On Saturday, thousands of volunteers will simultaneously be working at 500 projects across all 50 states in an effort to promote this year’s goal of improving and restoring habitats. In D.C., 450-plus volunteers have committed to work at a dozen projects from Haines Point to the Constitution Gardens because, as NPLD public relations chief Gary Kozel said, “These are America’s parks but they are also D.C.’s back yards.”
Coordinators for the event are still planning to push ahead with their program in Washington despite the approach of Hurricane Isabel, although organizers did say project sites may be shifted if flooding occurs and that hurricane damage cleanup may be a new focus of this year’s event. Because of the weather, a sunrise kickoff ceremony Friday morning has been canceled.

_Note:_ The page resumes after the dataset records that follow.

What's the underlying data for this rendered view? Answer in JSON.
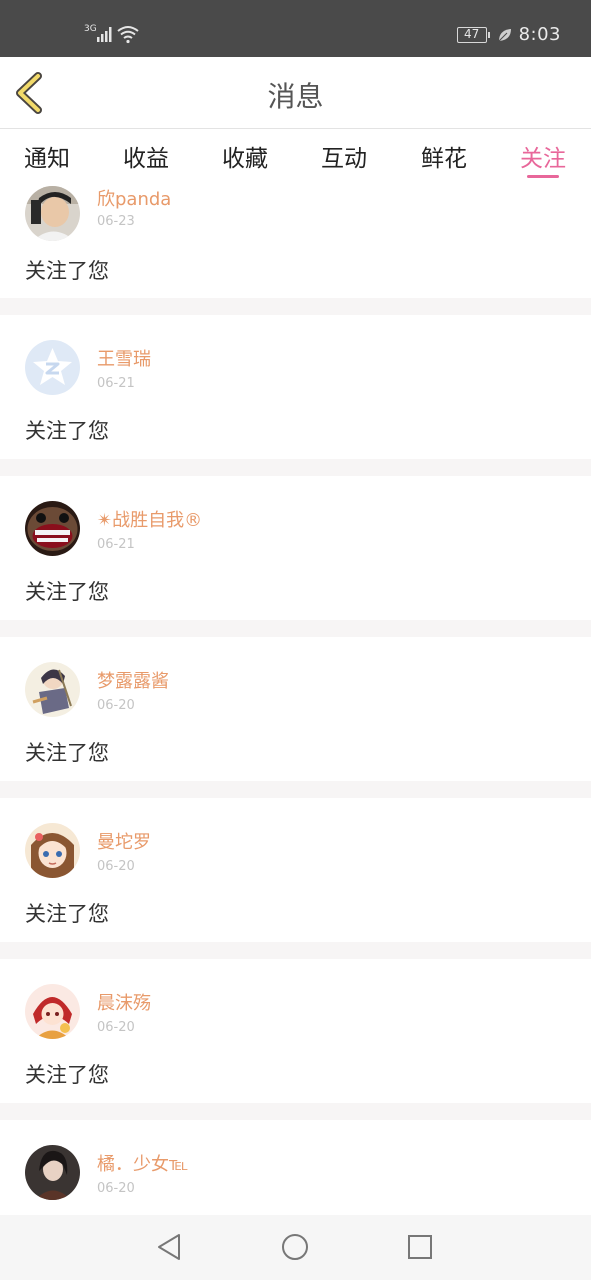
{
  "status_bar": {
    "network": "3G",
    "battery": "47",
    "time": "8:03"
  },
  "header": {
    "title": "消息"
  },
  "tabs": [
    {
      "label": "通知",
      "active": false
    },
    {
      "label": "收益",
      "active": false
    },
    {
      "label": "收藏",
      "active": false
    },
    {
      "label": "互动",
      "active": false
    },
    {
      "label": "鲜花",
      "active": false
    },
    {
      "label": "关注",
      "active": true
    }
  ],
  "accent_color": "#e8679a",
  "name_color": "#e89a6a",
  "feed": [
    {
      "name": "欣panda",
      "date": "06-23",
      "text": "关注了您",
      "avatar": "photo-avatar"
    },
    {
      "name": "王雪瑞",
      "date": "06-21",
      "text": "关注了您",
      "avatar": "default-z-avatar"
    },
    {
      "name": "✴战胜自我®",
      "date": "06-21",
      "text": "关注了您",
      "avatar": "pug-avatar"
    },
    {
      "name": "梦露露酱",
      "date": "06-20",
      "text": "关注了您",
      "avatar": "anime-avatar"
    },
    {
      "name": "曼坨罗",
      "date": "06-20",
      "text": "关注了您",
      "avatar": "anime-avatar"
    },
    {
      "name": "晨沫殇",
      "date": "06-20",
      "text": "关注了您",
      "avatar": "anime-avatar"
    },
    {
      "name": "橘．少女℡",
      "date": "06-20",
      "text": "",
      "avatar": "photo-avatar"
    }
  ],
  "nav": {
    "back": "back-triangle-icon",
    "home": "home-circle-icon",
    "recents": "recents-square-icon"
  }
}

Also, due to projected high water levels, the Army Corps of Engineers may scrub a plan to place two barges on the Potomac to aid volunteers in cleaning up the river.
As in past years, a number of Congressional Members are lending a hand and getting dirty in order to clean up some of the national capital’s premier public sites.
This past summer Sen. Larry Craig (R-Idaho), a longtime supporter of the event who two years ago pitched in at a project along the C&O Canal, sent out a “Dear Colleague” letter about the event followed by similar letters from Del. Eleanor Holmes Norton (D-D.C.) and Rep. Wayne Gilchrest (R-Md.).
Also, numerous Congressional staffers plan to pitch in this weekend, including about a dozen members from Sen. Conrad Burns’ (R-Mont.) office, who will head over to Haines Point to clean up and paint railings, benches and trash cans along the Potomac River.
Other major projects around D.C. will include building duck access ramps to the Constitution Gardens ponds, creating bat habitats on the National Mall, mulching and attending to the Tidal Basin and Haines Point cherry trees and landscaping around the D.C. Urban Tree House.
The project at Constitution Gardens, which is scheduled to be the biggest project of the day, will also involve dozens of volunteers working to heal the wounds left by the infamous “tractor man,” who in March broke up some of the gravel around the pond area when he drove his John Deere tractor into the pond, turned “doughnuts” and staged a 47-hour standoff with local police to protest government control of tobacco subsidies, the pending war in Iraq and other issues.
To keep up spirits that may have been tested by this week’s weather, a costumed “Benjamin Franklin” will be floating around the Constitution Garden site lending a hand to volunteers. Look for the guy wearing the 18th-century garb and probably carrying an umbrella.